People want privacy - finally a service to protect your privacy on calls, texts, and email

People want privacy - finally a service to protect your privacy on calls, texts, and email
Surveying consumers in 11 countries around the world, the research firm said 68 per cent of respondents said they would select a 'do not track' feature if this was easily available.

Mark Little, a principal analyst at Ovum, said Internet users were increasingly getting more access to new tools to 'monitor, control and secure their personal data as never before'.

The recent scandal involving privacy breaches by mobile messaging service WhatsApp and lingering concerns over data use policies on Facebook and Google are prompting Internet users to be more guarded, Ovum added.


A new app promises to encrypt all your smartphone communications to make them look and sound like gibberish to anyone trying to listen in.
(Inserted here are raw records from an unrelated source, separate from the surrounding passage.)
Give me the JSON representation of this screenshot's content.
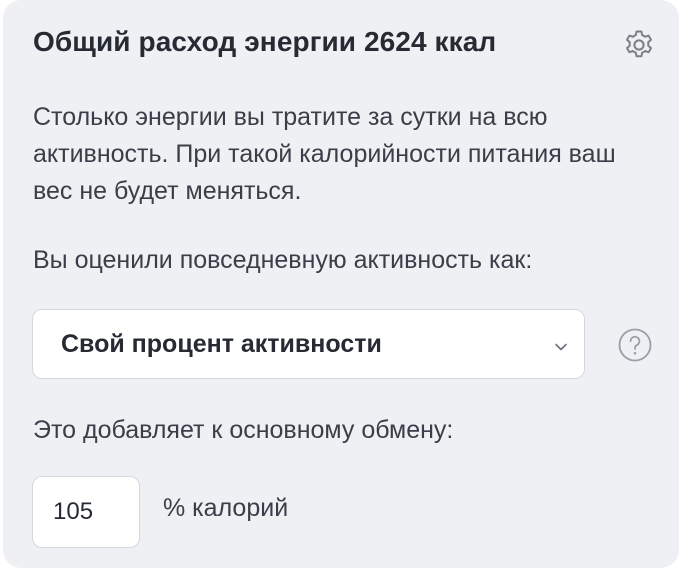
{
  "card": {
    "title": "Общий расход энергии 2624 ккал",
    "settings_icon": "gear-icon",
    "description": "Столько энергии вы тратите за сутки на всю активность. При такой калорийности питания ваш вес не будет меняться.",
    "activity_question": "Вы оценили повседневную активность как:",
    "activity_select": {
      "selected": "Свой процент активности",
      "chevron_icon": "chevron-down-icon"
    },
    "help_icon": "question-circle-icon",
    "adds_label": "Это добавляет к основному обмену:",
    "percent_input": {
      "value": "105"
    },
    "percent_unit": "% калорий"
  },
  "colors": {
    "card_background": "#eef0f3",
    "text_primary": "#262a33",
    "icon_gray": "#7b808a",
    "border": "#d4d7dd"
  }
}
Startup tech firm Silent Circle say their system is 'a secure information service' which can allow users to communicate via voice, text message, email and even video without fear of being tapped.

The app is already available on both iPhone and Android, and its functionality has recently been broadened to allow users to not only communicate securely but also easily send encrypted files.

The team behind Silent Circle includes Phil Zimmerman, inventor of PGP ecryption, which is still considered the standard for email security, and Phil Zimmerman, former chief scientist at PGP corporation and the developer of Apple's whole-disk encryption.

In an interview with MailOnline, Mr Callas, now chief technology officer at Silent Circle, described it as a 'secure information service.'

‘It’s a subscription service that lets you do secure voice, video and email using a standard mobile device,' he said.
‘Let’s say you are in a war zone, or you are a business traveller in China,’ he said. ‘You might want to talk to someone back home and talk to them about what you are doing there that might be of interest to the local wiretapping environment.’

Silent Circle’s kind of customers, Mr Zimmermann says, ‘see the hacking that’s going on internationally, they know that a lot of services they use collect information and use it to target ads’.

‘People say I’m being watched all the time now. It’s not a Big Brother thing, it’s a little brother thing; it’s all these little things that are eroding our basic privacy.’